Handhenge will be erected by an international group of skilled stone workers to simulate an ancient stone circle which will consist of ten dry laid columns, created to look like the fingers of two hands, reaching upward through the desert playa. Instead of using single, monolithic boulders, the free-standing columns forming the ten fingers will be created with many, smaller, (multi-mini-lithic?) random-shaped chunks of mica schist stone material...


The visual link connecting such a variety of dissimilar shaped stones into the constrained parameters of specific human form, will be immediately apparent as one approaches the structure*. This unique piece of land art invites those who enter, to experience a crossover from a rather unfamiliar inanimate world to the familiar animate shape of human hands, but on a monumental scale...

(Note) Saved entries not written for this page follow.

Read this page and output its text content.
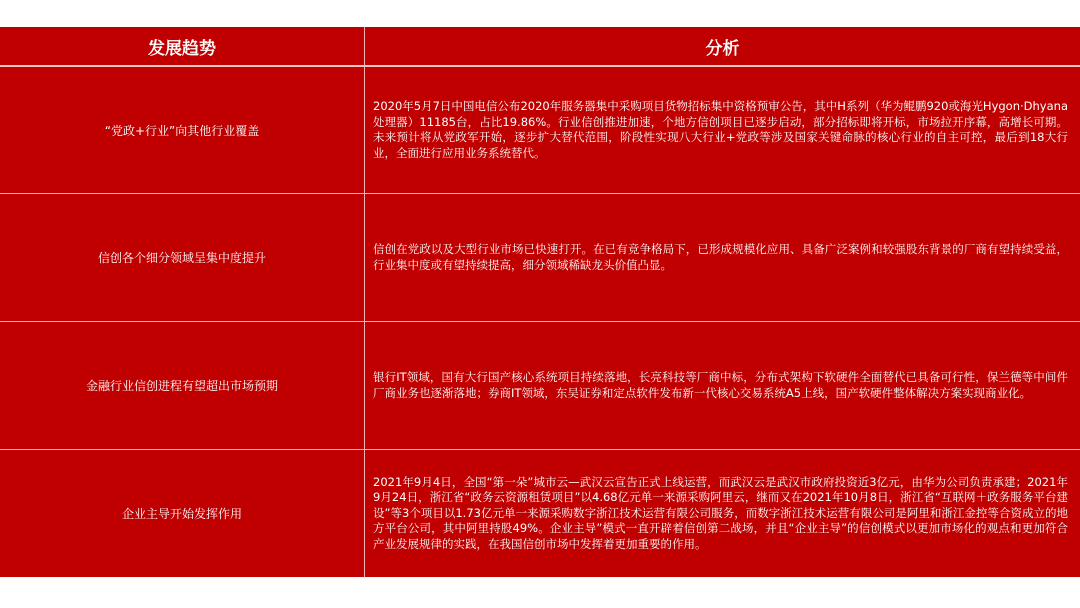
发展趋势	分析
“党政+行业”向其他行业覆盖
2020年5月7日中国电信公布2020年服务器集中采购项目货物招标集中资格预审公告，其中H系列（华为鲲鹏920或海光Hygon·Dhyana处理器）11185台，占比19.86%。行业信创推进加速，个地方信创项目已逐步启动，部分招标即将开标，市场拉开序幕，高增长可期。未来预计将从党政军开始，逐步扩大替代范围，阶段性实现八大行业+党政等涉及国家关键命脉的核心行业的自主可控，最后到18大行业，全面进行应用业务系统替代。
信创各个细分领域呈集中度提升
信创在党政以及大型行业市场已快速打开。在已有竞争格局下，已形成规模化应用、具备广泛案例和较强股东背景的厂商有望持续受益，行业集中度或有望持续提高，细分领域稀缺龙头价值凸显。
金融行业信创进程有望超出市场预期
银行IT领域，国有大行国产核心系统项目持续落地，长亮科技等厂商中标，分布式架构下软硬件全面替代已具备可行性，保兰德等中间件厂商业务也逐渐落地；券商IT领域，东吴证券和定点软件发布新一代核心交易系统A5上线，国产软硬件整体解决方案实现商业化。
企业主导开始发挥作用
2021年9月4日，全国“第一朵”城市云—武汉云宣告正式上线运营，而武汉云是武汉市政府投资近3亿元，由华为公司负责承建；2021年9月24日，浙江省“政务云资源租赁项目”以4.68亿元单一来源采购阿里云，继而又在2021年10月8日，浙江省“互联网＋政务服务平台建设”等3个项目以1.73亿元单一来源采购数字浙江技术运营有限公司服务，而数字浙江技术运营有限公司是阿里和浙江金控等合资成立的地方平台公司，其中阿里持股49%。企业主导”模式一直开辟着信创第二战场，并且“企业主导”的信创模式以更加市场化的观点和更加符合产业发展规律的实践，在我国信创市场中发挥着更加重要的作用。
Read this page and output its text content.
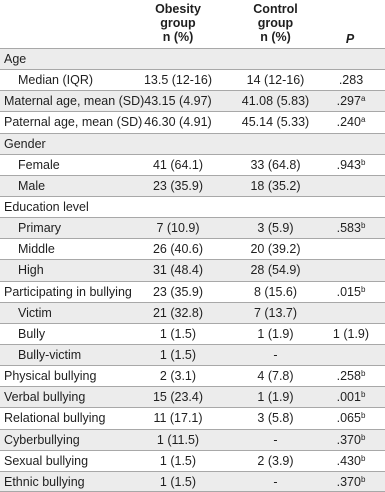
Obesity
group
n (%)
Control
group
n (%)	P
Age
Median (IQR)	13.5 (12-16)	14 (12-16)	.283
Maternal age, mean (SD) 43.15 (4.97)	41.08 (5.83)	.297$^a$
Paternal age, mean (SD) 46.30 (4.91)	45.14 (5.33)	.240$^a$
Gender
Female	41 (64.1)	33 (64.8)	.943$^b$
Male	23 (35.9)	18 (35.2)
Education level
Primary	7 (10.9)	3 (5.9)	.583$^b$
Middle	26 (40.6)	20 (39.2)
High	31 (48.4)	28 (54.9)
Participating in bullying	23 (35.9)	8 (15.6)	.015$^b$
Victim	21 (32.8)	7 (13.7)
Bully	1 (1.5)	1 (1.9)	1 (1.9)
Bully-victim	1 (1.5)	-
Physical bullying	2 (3.1)	4 (7.8)	.258$^b$
Verbal bullying	15 (23.4)	1 (1.9)	.001$^b$
Relational bullying	11 (17.1)	3 (5.8)	.065$^b$
Cyberbullying	1 (11.5)	-	.370$^b$
Sexual bullying	1 (1.5)	2 (3.9)	.430$^b$
Ethnic bullying	1 (1.5)	-	.370$^b$
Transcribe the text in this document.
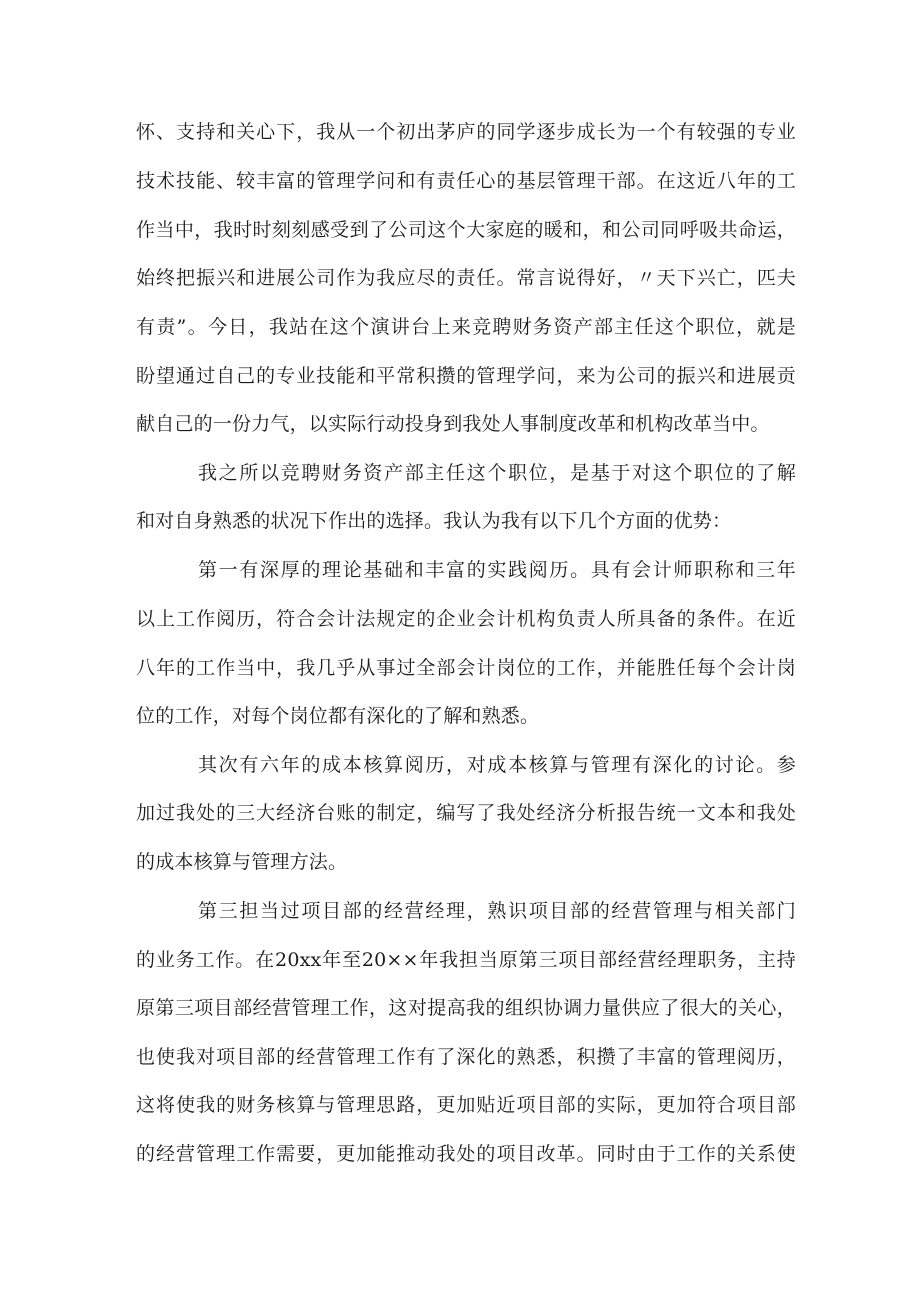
怀、支持和关心下，我从一个初出茅庐的同学逐步成长为一个有较强的专业
技术技能、较丰富的管理学问和有责任心的基层管理干部。在这近八年的工
作当中，我时时刻刻感受到了公司这个大家庭的暖和，和公司同呼吸共命运，
始终把振兴和进展公司作为我应尽的责任。常言说得好，〃天下兴亡，匹夫
有责”。今日，我站在这个演讲台上来竞聘财务资产部主任这个职位，就是
盼望通过自己的专业技能和平常积攒的管理学问，来为公司的振兴和进展贡
献自己的一份力气，以实际行动投身到我处人事制度改革和机构改革当中。
我之所以竞聘财务资产部主任这个职位，是基于对这个职位的了解
和对自身熟悉的状况下作出的选择。我认为我有以下几个方面的优势：
第一有深厚的理论基础和丰富的实践阅历。具有会计师职称和三年
以上工作阅历，符合会计法规定的企业会计机构负责人所具备的条件。在近
八年的工作当中，我几乎从事过全部会计岗位的工作，并能胜任每个会计岗
位的工作，对每个岗位都有深化的了解和熟悉。
其次有六年的成本核算阅历，对成本核算与管理有深化的讨论。参
加过我处的三大经济台账的制定，编写了我处经济分析报告统一文本和我处
的成本核算与管理方法。
第三担当过项目部的经营经理，熟识项目部的经营管理与相关部门
的业务工作。在20xx年至20××年我担当原第三项目部经营经理职务，主持
原第三项目部经营管理工作，这对提高我的组织协调力量供应了很大的关心，
也使我对项目部的经营管理工作有了深化的熟悉，积攒了丰富的管理阅历，
这将使我的财务核算与管理思路，更加贴近项目部的实际，更加符合项目部
的经营管理工作需要，更加能推动我处的项目改革。同时由于工作的关系使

The 'anthropro-metamorphic' nature of the stone 'fingers' forming the enclosure becomes an obvious theme within the Handhenge experience. Small human hands have transformed many tons of stones to form two monumental hands. The feeling of permanence, usually associated with such an ancient looking stone circle as this, is dynamically contrasted with the temporary status it will have -- as does everything at Burning Man. So many of the other structures in this ephemeral desert city are slated to be consumed by fire, and the message of impermanence of it all is felt and witnessed. However, poignancy of knowing these giant stone hands embracing the beholder, will also soon crumble and every trace of stone removed, leaves us in a state of uneasiness. Handhenge due to its obvious fleeting quality and the immediacy associated with all dry stone construction process, conveys a sense of noble futility...


The reaction to this massive ‘slight of hand’ is one, not just of wonder (at the futility of it all), but hopefully one of quiet acceptance.


The idea of huge dry stone hands reaching out from the desert plane, is not that easy a concept to grasp. It may well have been be even more difficult to have build.  On one hand you have the momentousness of the 'momentary' and yet on the other, a jig saw 'minimization' of the monumental.